"We are very bullish on the power sector," says Nimesh Chandan, chief investment officer of Bajaj Finserv Asset Management.
The veteran investment professional with 22 years in trade believes the government's focus on generation capacity in thermal and renewable energy, and transmission sector to strengthen the grid, will be hugely beneficial to companies in the capital goods, industrials, utilities as well as transmission and distribution (T&D) sectors.
After March quarter earnings, "infrastructure and capital goods are likely to continue delivering good numbers. Internationally linked sectors like technology, metals and chemicals may show improvement in revenues and profits by the end of the year," Chandan says in an interview to Moneycontrol.
Do you think the valuation is not a big concern in the market at this point? If yes, then what is the major worry in the market?
Let’s split the market into large, mid and small cap companies. When it comes to large cap companies, the market is close to fair value but not overvalued. During bull markets, investors tend to move to a range higher than fair value. Hence, there is still upside potential in the large cap category. In the mid and small cap categories, valuations are higher by 20-25 percent compared to their historical range and hence we see some chances of correction here.
Do you see a huge opportunity for growth in the power sector?
We are very bullish on the power sector. Global power consumption is likely to rise significantly driven by a massive increase in data centres and a shift towards electric vehicles. India will also add significant generation capacity in thermal and renewable energy. Also, the government has planned a significant boost for the transmission sector to strengthen the grid.

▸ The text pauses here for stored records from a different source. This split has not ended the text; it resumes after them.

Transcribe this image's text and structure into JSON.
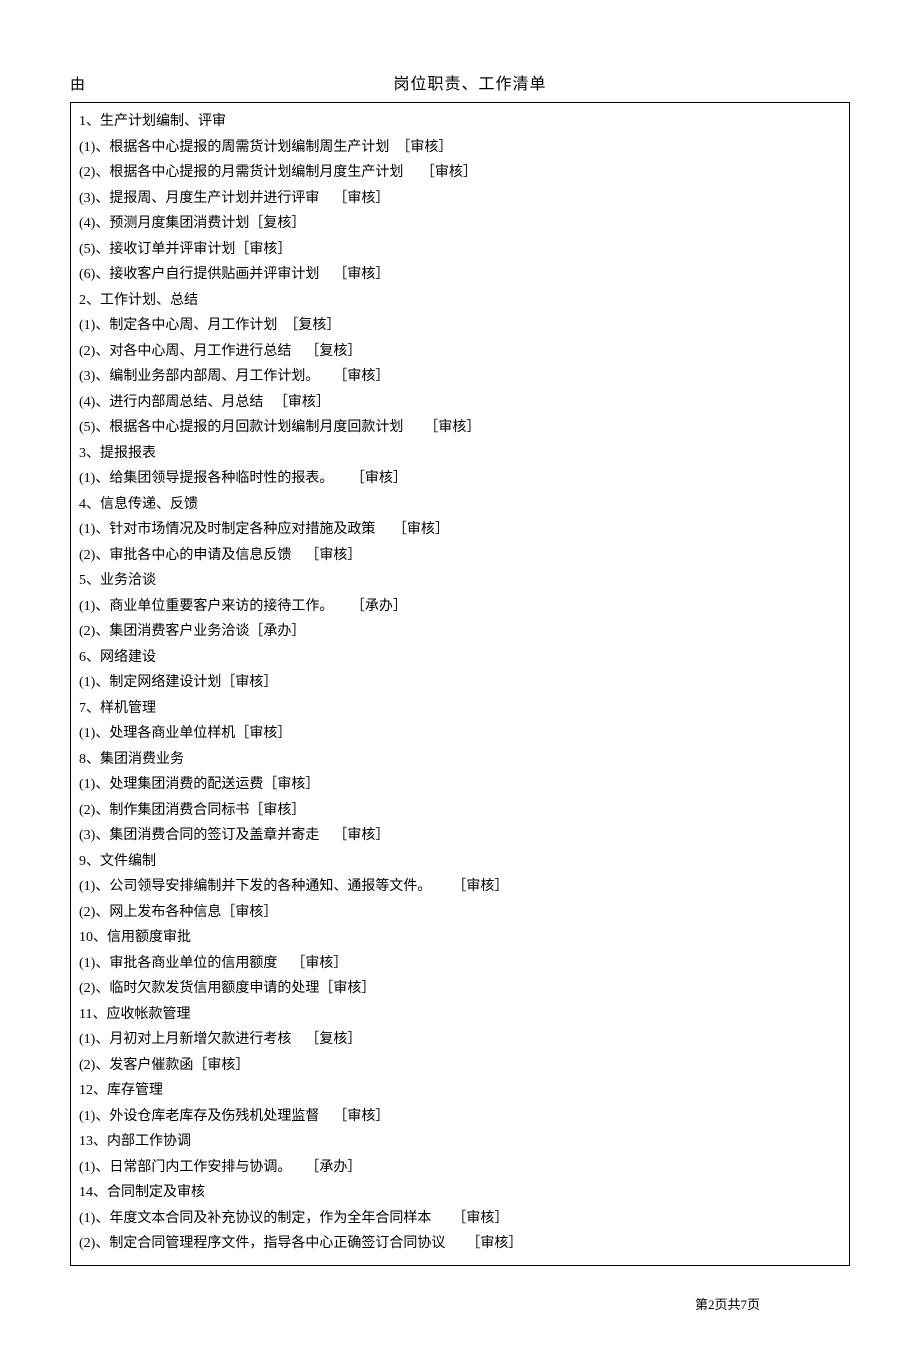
{
  "header": {
    "left": "由",
    "center": "岗位职责、工作清单"
  },
  "lines": [
    "1、生产计划编制、评审",
    "(1)、根据各中心提报的周需货计划编制周生产计划  ［审核］",
    "(2)、根据各中心提报的月需货计划编制月度生产计划     ［审核］",
    "(3)、提报周、月度生产计划并进行评审    ［审核］",
    "(4)、预测月度集团消费计划［复核］",
    "(5)、接收订单并评审计划［审核］",
    "(6)、接收客户自行提供贴画并评审计划    ［审核］",
    "2、工作计划、总结",
    "(1)、制定各中心周、月工作计划  ［复核］",
    "(2)、对各中心周、月工作进行总结    ［复核］",
    "(3)、编制业务部内部周、月工作计划。    ［审核］",
    "(4)、进行内部周总结、月总结   ［审核］",
    "(5)、根据各中心提报的月回款计划编制月度回款计划      ［审核］",
    "3、提报报表",
    "(1)、给集团领导提报各种临时性的报表。     ［审核］",
    "4、信息传递、反馈",
    "(1)、针对市场情况及时制定各种应对措施及政策     ［审核］",
    "(2)、审批各中心的申请及信息反馈    ［审核］",
    "5、业务洽谈",
    "(1)、商业单位重要客户来访的接待工作。     ［承办］",
    "(2)、集团消费客户业务洽谈［承办］",
    "6、网络建设",
    "(1)、制定网络建设计划［审核］",
    "7、样机管理",
    "(1)、处理各商业单位样机［审核］",
    "8、集团消费业务",
    "(1)、处理集团消费的配送运费［审核］",
    "(2)、制作集团消费合同标书［审核］",
    "(3)、集团消费合同的签订及盖章并寄走    ［审核］",
    "9、文件编制",
    "(1)、公司领导安排编制并下发的各种通知、通报等文件。      ［审核］",
    "(2)、网上发布各种信息［审核］",
    "10、信用额度审批",
    "(1)、审批各商业单位的信用额度    ［审核］",
    "(2)、临时欠款发货信用额度申请的处理［审核］",
    "11、应收帐款管理",
    "(1)、月初对上月新增欠款进行考核    ［复核］",
    "(2)、发客户催款函［审核］",
    "12、库存管理",
    "(1)、外设仓库老库存及伤残机处理监督    ［审核］",
    "13、内部工作协调",
    "(1)、日常部门内工作安排与协调。    ［承办］",
    "14、合同制定及审核",
    "(1)、年度文本合同及补充协议的制定，作为全年合同样本      ［审核］",
    "(2)、制定合同管理程序文件，指导各中心正确签订合同协议      ［审核］"
  ],
  "footer": "第2页共7页"
}
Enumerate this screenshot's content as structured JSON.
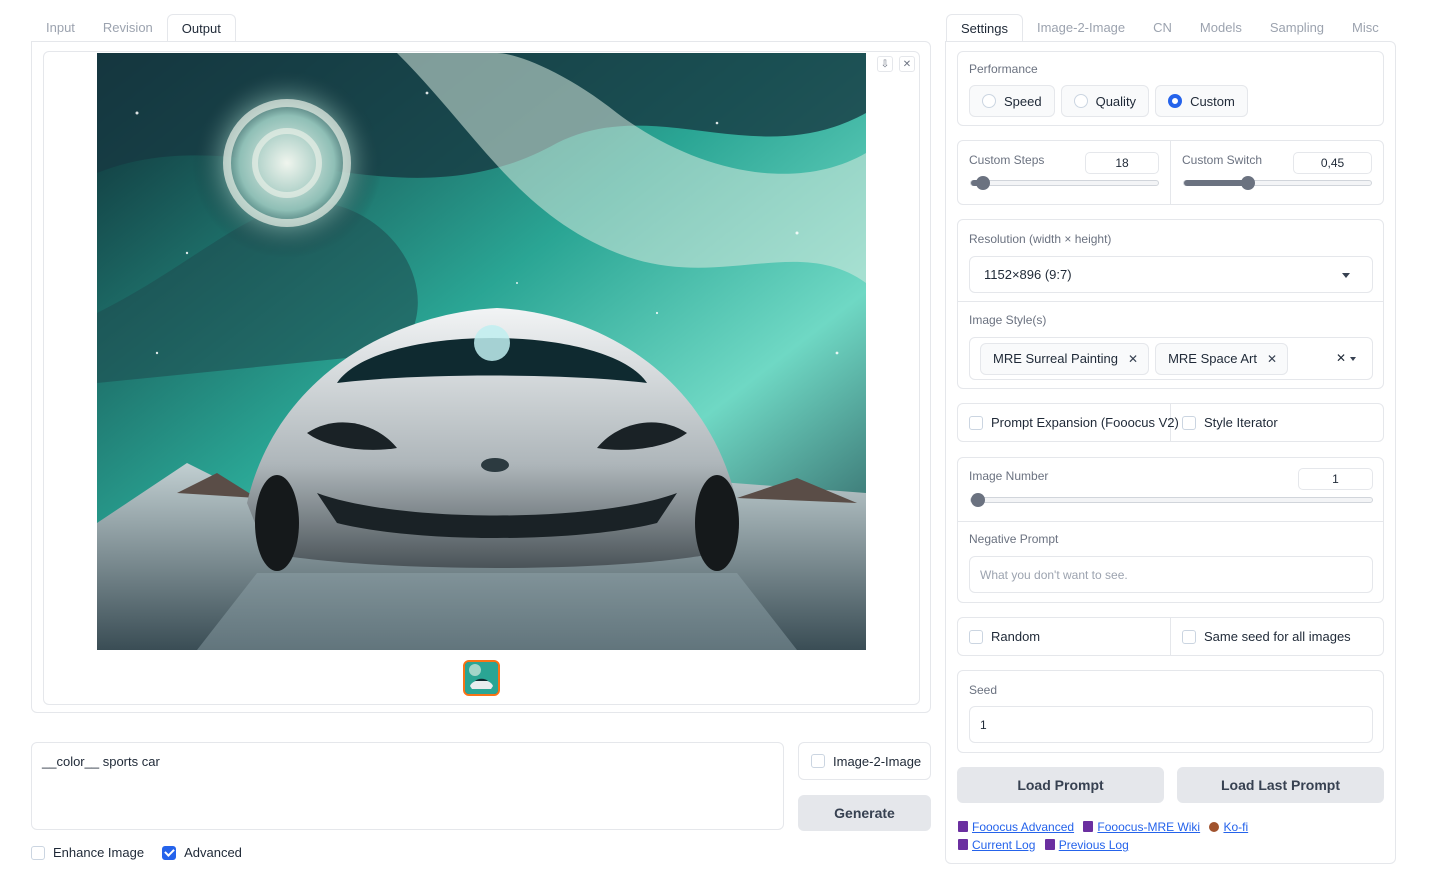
{
  "left_tabs": [
    "Input",
    "Revision",
    "Output"
  ],
  "active_left_tab": "Output",
  "gallery": {
    "download_icon": "download-icon",
    "close_icon": "close-icon"
  },
  "prompt": {
    "value": "__color__ sports car"
  },
  "image2image_checkbox": {
    "label": "Image-2-Image",
    "checked": false
  },
  "generate_label": "Generate",
  "enhance_image": {
    "label": "Enhance Image",
    "checked": false
  },
  "advanced": {
    "label": "Advanced",
    "checked": true
  },
  "right_tabs": [
    "Settings",
    "Image-2-Image",
    "CN",
    "Models",
    "Sampling",
    "Misc"
  ],
  "active_right_tab": "Settings",
  "performance": {
    "label": "Performance",
    "options": [
      "Speed",
      "Quality",
      "Custom"
    ],
    "selected": "Custom"
  },
  "custom_steps": {
    "label": "Custom Steps",
    "value": "18",
    "fraction": 0.03
  },
  "custom_switch": {
    "label": "Custom Switch",
    "value": "0,45",
    "fraction": 0.33
  },
  "resolution": {
    "label": "Resolution (width × height)",
    "value": "1152×896 (9:7)"
  },
  "image_styles": {
    "label": "Image Style(s)",
    "chips": [
      "MRE Surreal Painting",
      "MRE Space Art"
    ]
  },
  "prompt_expansion": {
    "label": "Prompt Expansion (Fooocus V2)",
    "checked": false
  },
  "style_iterator": {
    "label": "Style Iterator",
    "checked": false
  },
  "image_number": {
    "label": "Image Number",
    "value": "1",
    "fraction": 0.0
  },
  "negative_prompt": {
    "label": "Negative Prompt",
    "placeholder": "What you don't want to see."
  },
  "random": {
    "label": "Random",
    "checked": false
  },
  "same_seed": {
    "label": "Same seed for all images",
    "checked": false
  },
  "seed": {
    "label": "Seed",
    "value": "1"
  },
  "load_prompt_label": "Load Prompt",
  "load_last_prompt_label": "Load Last Prompt",
  "links": {
    "fooocus_advanced": "Fooocus Advanced",
    "fooocus_mre_wiki": "Fooocus-MRE Wiki",
    "ko_fi": "Ko-fi",
    "current_log": "Current Log",
    "previous_log": "Previous Log"
  },
  "colors": {
    "accent": "#2563eb",
    "thumb_border": "#f97316"
  }
}
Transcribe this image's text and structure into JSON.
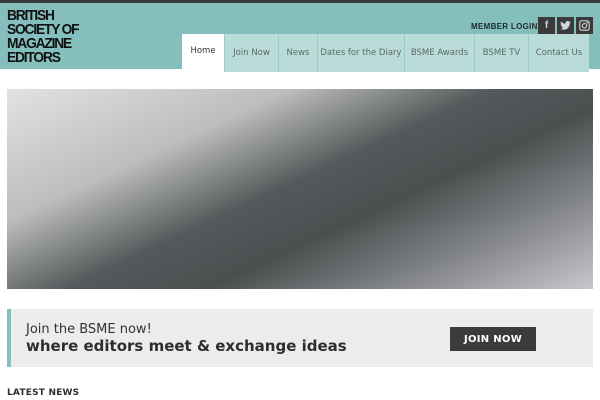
{
  "logo": {
    "lines": [
      "BRITISH",
      "SOCIETY OF",
      "MAGAZINE",
      "EDITORS"
    ]
  },
  "header": {
    "member_login": "MEMBER LOGIN",
    "social": [
      {
        "icon": "facebook-icon",
        "glyph": "f"
      },
      {
        "icon": "twitter-icon",
        "glyph": "t"
      },
      {
        "icon": "instagram-icon",
        "glyph": ""
      }
    ]
  },
  "nav": {
    "items": [
      {
        "label": "Home",
        "active": true
      },
      {
        "label": "Join Now"
      },
      {
        "label": "News"
      },
      {
        "label": "Dates for the Diary"
      },
      {
        "label": "BSME Awards"
      },
      {
        "label": "BSME TV"
      },
      {
        "label": "Contact Us"
      }
    ]
  },
  "join": {
    "line1": "Join the BSME now!",
    "line2": "where editors meet & exchange ideas",
    "button": "JOIN NOW"
  },
  "latest_news": {
    "heading": "LATEST NEWS"
  },
  "colors": {
    "header_bg": "#84bfbd",
    "nav_bg": "#b9dcd9",
    "button_bg": "#3b3b3b"
  }
}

All this will be hugely beneficial to companies in the capital goods, industrials, utilities as well as transmission and distribution (T&D) sectors. We are biased towards companies that are technology leaders in the equipment space.
Which are the sectors look attractive for investment especially after reading the March quarter earnings?
Infrastructure and capital goods are likely to continue delivering good numbers. Sectors like defence and railways have performed well due to government initiatives. We are looking at the banking and consumer staples sectors positively in the coming year as we see a revival in growth. Internationally linked sectors like technology, metals and chemicals may show improvement in revenues and profits by the end of the year.
What do you expect from the year FY25 in terms of earnings? Further, will the FY25 earnings season be better than the fiscal year gone by?
We expect healthy growth in FY25 as well as FY26 earnings. Currently, we estimate the Nifty 50 index to register earnings of Rs 1,096 in FY25 and Rs 1,244 in FY26. We anticipate more broad based growth in FY25 and FY26 compared to the previous year. However, the growth rate may be slightly lower.
Do you see any segment where the government should focus on for the next five years?
The government has done an excellent job of increasing allocation to capex and also incentivising private sector to participate in the capex story. The government has also well laid out the path towards fiscal consolidation in the coming years. A lot of work has also been done in the social sectors, and I believe they will continue to focus there.
Do you think one should increase exposure to PSU stocks especially if there is a favourable general elections results?
PSUs as a category include a variety of businesses, and not all of them may follow the same trends. However, it is possible that after a favourable outcome in the elections, the PSUs stocks may react positively together. As a long-term investor, one should not generalise all PSU businesses together but evaluate each one separately before making a decision. We have invested in some PSUs which fit into our megatrends strategy in the Flexi Cap Fund.
Is it the right time to have exposure to Multi Asset Allocation Fund?
We are positive on the fixed income market and expect interest rates to trend down from here. In this Multi Asset Allocation Fund, we will be able to lock in a good yield and also seek to benefit from capital gains when interest rates start moving down. We also have a positive outlook on gold. Gold serves as a good hedge against any fall in the equity market and rupee depreciation. We will create a portfolio of “Growth + Dividend Payout” stocks for equities.
Typically, such an equity portfolio can reduce volatility, minimise the impact of drawdowns and is currently also available at reasonable valuations. When we combine these into a tax efficient structure, we believe we have created an attractive investment proposition for investors for the long term.
Disclaimer: The views and investment tips expressed by investment experts on Moneycontrol.com are their own and not those of the website or its management. Moneycontrol.com advises users to check with certified experts before taking any investment decisions.